Heuristic:Mlfoundations Open flamingo Deterministic Shard Shuffling
| Knowledge Sources | |
|---|---|
| Domains | Data_Loading, Distributed_Training, Reproducibility |
| Last Updated | 2026-02-08 03:30 GMT |
Overview
Deterministic shard shuffling using a seed-plus-epoch scheme that ensures reproducible data ordering across all workers and nodes while still providing different data each epoch.
Description
OpenFlamingo uses a custom `detshuffle2` pipeline stage (borrowed from open_clip) that provides deterministic shuffling of WebDataset shards. The shuffle seed is computed as `seed + epoch`, ensuring that all workers and nodes see the same shard order within an epoch (necessary for distributed training correctness) while seeing different orders across epochs. A `SharedEpoch` mechanism synchronizes epoch values across dataloader worker processes. For sample-level shuffling within shards, standard WebDataset buffered shuffling is used with configurable buffer sizes.
Usage
Apply this heuristic when training with WebDataset on multiple nodes/workers. It is automatically enabled for non-resampled datasets.
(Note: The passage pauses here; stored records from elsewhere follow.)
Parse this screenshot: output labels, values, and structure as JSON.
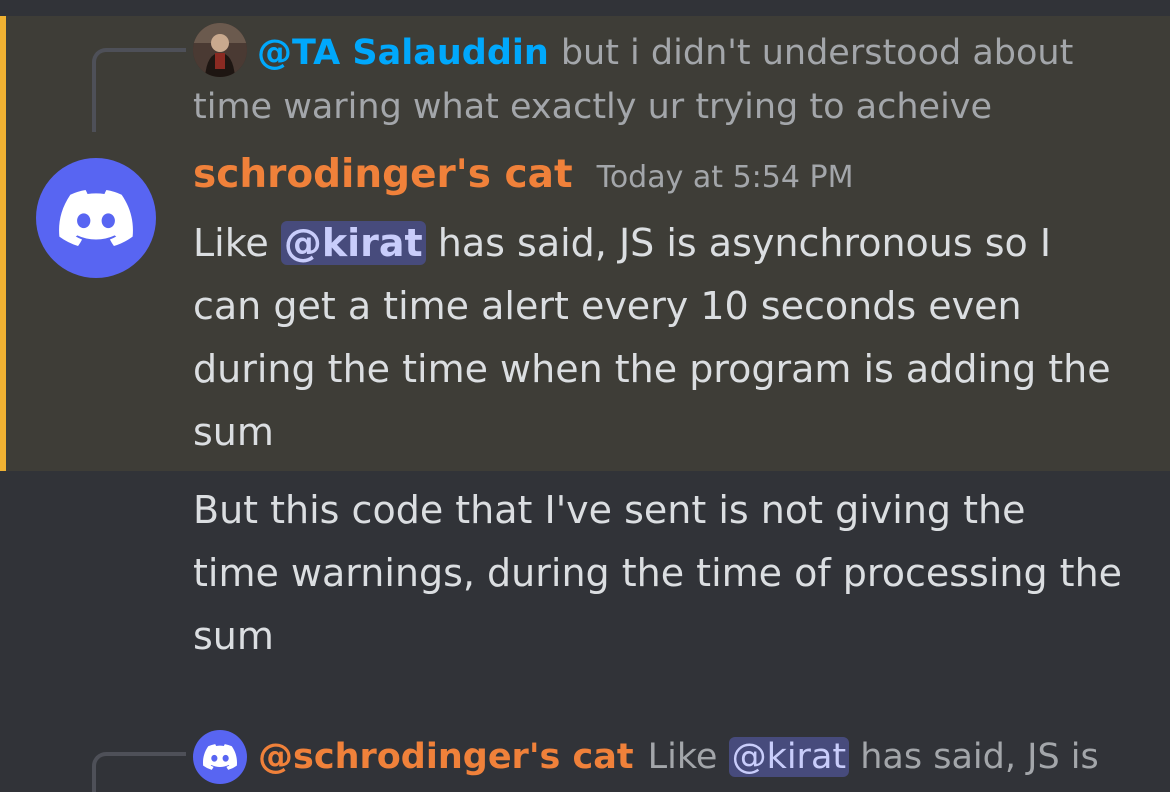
{
  "colors": {
    "background": "#313338",
    "highlight_background": "#3e3d37",
    "highlight_accent": "#f0b232",
    "reply_mention": "#00a8fc",
    "username": "#f0813a",
    "mention_bg": "#474b7c",
    "mention_text": "#c9cdfb",
    "body_text": "#dbdee1",
    "muted_text": "#a3a6aa",
    "avatar_bg": "#5865f2"
  },
  "reply": {
    "author": "@TA Salauddin",
    "text": "but i didn't understood about time waring what exactly ur trying to acheive",
    "avatar_icon": "user-photo-avatar"
  },
  "message": {
    "author": "schrodinger's cat",
    "timestamp": "Today at 5:54 PM",
    "avatar_icon": "discord-logo-icon",
    "line1": {
      "before": "Like ",
      "mention": "@kirat",
      "after": " has said, JS is asynchronous so I can get a time alert every 10 seconds even during the time when the program is adding the sum"
    },
    "line2": "But this code that I've sent is not giving the time warnings, during the time of processing the sum"
  },
  "next_reply": {
    "author": "@schrodinger's cat",
    "before": "Like ",
    "mention": "@kirat",
    "after": " has said, JS is"
  }
}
The `--seed` argument controls the base seed. For resampled datasets, `ResampledShards2` with `deterministic=True` provides equivalent behavior.
The Insight (Rule of Thumb)
- Action: Use `detshuffle2` with `seed=args.seed` and `epoch=shared_epoch` for shard-level shuffling. Use `wds.shuffle(bufsize=5000, initial=1000)` for sample-level shuffling.
- Value: Shard shuffle buffer: 2000 (initial: 500). Sample shuffle buffer: 5000 (initial: 1000).
- Trade-off: Deterministic shuffling limits randomness compared to fully random shuffling, but ensures reproducibility and correct distributed training behavior.
Reasoning
In distributed training with WebDataset, each worker processes a subset of shards. If shuffling is not deterministic across workers, different workers may process overlapping data or miss shards entirely. The seed+epoch scheme ensures that:
- All workers see the same shard order (consistent splitting by `wds.split_by_node` and `wds.split_by_worker`)
- Each epoch has a different shard order (preventing memorization of data ordering)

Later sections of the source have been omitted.